Bundeskanzler Friedrich Merz (CDU) hat die Forderung der SPD nach einer stärkeren Besteuerung höherer Einkommen klar abgelehnt. Bundesfinanzminister Lars Klingbeil (SPD) müsse „wissen, dass das mit der CDU/CSU nicht geht - auch mit mir nicht“, sagte Merz am Sonntag in der ARD-Sendung „Caren Miosga“. Kurz vor dem ersten Jahrestag seiner Wahl zum Kanzler räumte Merz ein, dass in seiner Partei Unzufriedenheit über die Koalition mit der SPD herrsche.
Unmut in der Union wächst
Es gebe in der Union „einen größer werdenden Unmut über Kompromisse“, die mit der SPD eingegangen werden mussten, sagte der Kanzler - und rief zugleich die SPD zu Kompromissbereitschaft auf. „Kompromisse sind keine Einbahnstraße“, betonte Merz. Die schwarz-rote Koalition stehe vor Herausforderungen, doch der Kanzler machte deutlich, dass er keine alternative Mehrheit im Bundestag suche. Eine Duldung durch die AfD komme für ihn nicht in Frage: „Das kommt mit mir nicht in Frage“, stellte Merz klar.
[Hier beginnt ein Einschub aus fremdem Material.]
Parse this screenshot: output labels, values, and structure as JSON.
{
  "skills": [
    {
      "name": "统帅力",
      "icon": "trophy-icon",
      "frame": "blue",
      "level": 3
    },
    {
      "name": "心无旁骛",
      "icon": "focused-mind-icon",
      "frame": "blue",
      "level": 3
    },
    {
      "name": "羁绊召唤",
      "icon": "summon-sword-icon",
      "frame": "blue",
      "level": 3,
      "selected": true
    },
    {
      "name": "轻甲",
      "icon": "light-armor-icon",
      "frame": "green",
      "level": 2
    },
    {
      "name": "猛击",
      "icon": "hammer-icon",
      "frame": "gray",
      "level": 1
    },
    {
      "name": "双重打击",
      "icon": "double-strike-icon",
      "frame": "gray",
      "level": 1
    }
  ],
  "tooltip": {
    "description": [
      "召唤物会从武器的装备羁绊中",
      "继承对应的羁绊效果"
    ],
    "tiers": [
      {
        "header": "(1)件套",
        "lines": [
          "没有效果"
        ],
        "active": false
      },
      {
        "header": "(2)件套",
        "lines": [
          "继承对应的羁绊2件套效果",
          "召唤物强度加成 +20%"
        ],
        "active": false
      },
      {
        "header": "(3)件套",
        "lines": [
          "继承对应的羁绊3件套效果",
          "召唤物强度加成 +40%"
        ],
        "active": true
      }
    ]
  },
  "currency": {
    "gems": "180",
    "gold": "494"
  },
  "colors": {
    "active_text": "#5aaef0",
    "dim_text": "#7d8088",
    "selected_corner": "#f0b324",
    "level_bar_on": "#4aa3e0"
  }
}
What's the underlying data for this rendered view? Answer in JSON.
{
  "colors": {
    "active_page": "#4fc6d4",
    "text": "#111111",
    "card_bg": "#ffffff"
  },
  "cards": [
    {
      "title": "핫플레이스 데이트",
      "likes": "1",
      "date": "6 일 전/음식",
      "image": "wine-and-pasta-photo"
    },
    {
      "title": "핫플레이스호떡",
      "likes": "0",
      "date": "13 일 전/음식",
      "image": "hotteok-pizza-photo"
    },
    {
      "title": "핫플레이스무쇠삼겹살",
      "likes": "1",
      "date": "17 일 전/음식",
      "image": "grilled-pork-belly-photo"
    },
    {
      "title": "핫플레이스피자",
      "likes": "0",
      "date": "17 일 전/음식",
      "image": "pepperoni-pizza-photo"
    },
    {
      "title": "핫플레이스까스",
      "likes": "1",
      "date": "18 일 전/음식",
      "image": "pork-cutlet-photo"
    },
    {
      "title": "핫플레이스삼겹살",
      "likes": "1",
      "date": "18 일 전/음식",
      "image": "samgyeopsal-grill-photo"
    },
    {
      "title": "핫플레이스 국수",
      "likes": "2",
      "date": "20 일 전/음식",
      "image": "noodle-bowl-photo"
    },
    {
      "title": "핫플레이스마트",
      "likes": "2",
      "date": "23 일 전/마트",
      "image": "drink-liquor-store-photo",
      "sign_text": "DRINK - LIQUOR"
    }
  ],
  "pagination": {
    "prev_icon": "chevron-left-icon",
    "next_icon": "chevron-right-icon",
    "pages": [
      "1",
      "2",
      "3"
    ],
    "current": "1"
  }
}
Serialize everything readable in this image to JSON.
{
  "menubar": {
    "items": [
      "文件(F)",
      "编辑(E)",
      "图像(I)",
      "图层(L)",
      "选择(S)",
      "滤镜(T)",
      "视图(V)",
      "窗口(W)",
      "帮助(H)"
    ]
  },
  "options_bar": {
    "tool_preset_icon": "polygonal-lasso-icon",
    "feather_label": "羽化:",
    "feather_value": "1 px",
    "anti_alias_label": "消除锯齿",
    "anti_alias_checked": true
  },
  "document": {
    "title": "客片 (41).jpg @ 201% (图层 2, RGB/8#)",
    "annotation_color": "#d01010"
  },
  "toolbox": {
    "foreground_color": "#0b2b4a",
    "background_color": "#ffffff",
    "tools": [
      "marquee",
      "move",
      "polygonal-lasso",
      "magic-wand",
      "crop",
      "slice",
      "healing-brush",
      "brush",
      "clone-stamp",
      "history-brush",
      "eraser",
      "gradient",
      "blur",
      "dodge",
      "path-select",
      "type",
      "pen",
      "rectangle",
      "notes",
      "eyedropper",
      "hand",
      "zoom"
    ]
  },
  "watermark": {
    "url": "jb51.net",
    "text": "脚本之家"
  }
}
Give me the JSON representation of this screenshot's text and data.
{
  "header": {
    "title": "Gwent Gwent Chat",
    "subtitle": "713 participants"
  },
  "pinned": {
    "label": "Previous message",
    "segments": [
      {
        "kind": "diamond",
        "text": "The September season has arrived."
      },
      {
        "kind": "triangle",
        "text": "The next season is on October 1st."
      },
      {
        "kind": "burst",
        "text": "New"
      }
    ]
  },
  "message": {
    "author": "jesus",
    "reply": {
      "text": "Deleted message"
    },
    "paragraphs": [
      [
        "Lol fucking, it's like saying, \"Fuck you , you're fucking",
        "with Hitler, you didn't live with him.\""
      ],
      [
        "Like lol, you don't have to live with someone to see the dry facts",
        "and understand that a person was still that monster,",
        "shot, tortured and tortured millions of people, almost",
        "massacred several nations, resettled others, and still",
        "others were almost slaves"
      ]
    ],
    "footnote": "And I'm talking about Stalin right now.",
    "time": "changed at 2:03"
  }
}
Appell an den Koalitionspartner
Gleichzeitig verband Merz seine Festlegung mit einem Appell an die SPD: „Das sollte die SPD jetzt aber nicht zu dem Gedanken verleiten, sie könnte mit uns machen, was sie will.“ Der Kanzler betonte, dass die Union bereit sei, Kompromisse einzugehen, aber nicht um jeden Preis. Die Steuererhöhungspläne der SPD seien eine rote Linie, die nicht überschritten werde. Merz unterstrich, dass die wirtschaftliche Stabilität Deutschlands Vorrang habe und höhere Steuern für Besserverdienende das Gegenteil bewirken würden.
Die SPD hatte zuvor gefordert, die sogenannte Reichensteuer zu erhöhen, um zusätzliche Einnahmen für den Haushalt zu generieren. Merz wies dies entschieden zurück und machte klar, dass die CDU/CSU eine Politik der Entlastung für die Mitte der Gesellschaft verfolge. Die Koalition müsse nun Wege finden, die Haushaltslöcher zu stopfen, ohne die Bürger übermäßig zu belasten. Weitere Details zu den geplanten Maßnahmen sollen in den kommenden Wochen in den Koalitionsverhandlungen geklärt werden.